The budget of one of the laid-off Archway cookies workers, according to the New York Times account, demonstrates the bind. She receives $956 a month in unemployment benefits. Her monthly expenses are: rent, $300; car payments, $300; car insurance, $75; utilities, $220; and food, $260. Her expenses are $199 more each month than her unemployment benefits—without the cost of health benefits.
Of course, people will still try to get medical care for themselves and their children, even though they can't afford the cost. The result is a massive growth of medical debt.
For years, the full impact of unpaid medical bills was disguised as patients refinanced their homes or paid with credit cards. But falling home prices and tightening credit are blocking those options. The financial position of the uninsured is particularly difficult because hospitals and doctors frequently charge uninsured patients much higher rates than those insured, for the same services, since the group health plans negotiate for significant discounts.
The insured are affected as well.
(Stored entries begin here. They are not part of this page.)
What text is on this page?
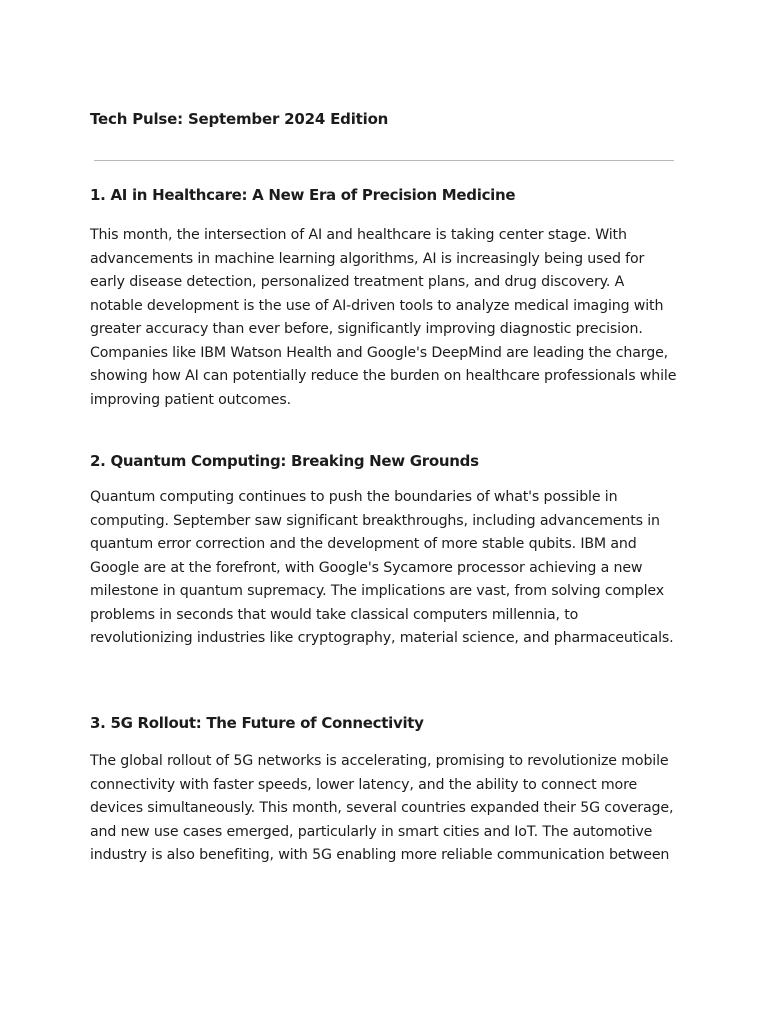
Tech Pulse: September 2024 Edition
1. AI in Healthcare: A New Era of Precision Medicine

This month, the intersection of AI and healthcare is taking center stage. With advancements in machine learning algorithms, AI is increasingly being used for early disease detection, personalized treatment plans, and drug discovery. A notable development is the use of AI-driven tools to analyze medical imaging with greater accuracy than ever before, significantly improving diagnostic precision. Companies like IBM Watson Health and Google's DeepMind are leading the charge, showing how AI can potentially reduce the burden on healthcare professionals while improving patient outcomes.

2. Quantum Computing: Breaking New Grounds

Quantum computing continues to push the boundaries of what's possible in computing. September saw significant breakthroughs, including advancements in quantum error correction and the development of more stable qubits. IBM and Google are at the forefront, with Google's Sycamore processor achieving a new milestone in quantum supremacy. The implications are vast, from solving complex problems in seconds that would take classical computers millennia, to revolutionizing industries like cryptography, material science, and pharmaceuticals.

3. 5G Rollout: The Future of Connectivity

The global rollout of 5G networks is accelerating, promising to revolutionize mobile connectivity with faster speeds, lower latency, and the ability to connect more devices simultaneously. This month, several countries expanded their 5G coverage, and new use cases emerged, particularly in smart cities and IoT. The automotive industry is also benefiting, with 5G enabling more reliable communication between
As group health plans push more of the costs of coverage onto employees, with bigger co-pays and deductibles, insured workers can incur large bills when seriously ill or injured. Even with insurance, many use up their life savings to pay for healthcare, or find themselves sued by their medical care provider.
The amounts charged for even routine procedures are astronomical. A simple stress test of one hour can produce a bill for nearly $2,000. A CT lung scan goes for $2,500. A diagnostic X-ray for $1,640. More complex procedures cost even more: angioplasty, $41,000; heart bypass surgery, $130,000. No wonder that medical bills are the leading cause of personal bankruptcy in the United States.
Faced with such bills, many face the choice of either being treated for illness or paying the mortgage. Freddie Mac, the government-sponsored home loan repurchaser, notes that illness seems to be a reason more homeowners are falling behind on payments. Fifteen percent of Freddie Mac's delinquencies in the first six months of 2008 were due to illness, behind such reasons as loss of income and high debt.
The financial collapse is leading to a healthcare collapse, under conditions where Americans already have some of the poorest health outcomes among the major industrialized countries. According to a recently published report, "America's Health Rankings," compiled by the United Health Foundation, American Public Health Association and Partnership for Prevention:
• Twenty-seven industrialized countries exceed the US in healthy life expectancy.
• The US has the worst mortality rate from treatable conditions when compared to 18 other industrialized countries.
• Among 21 developed countries, the US is next to last for child well-being as a result of high infant mortality, a high percentage of low-birth-weight babies and an average rate of immunizations.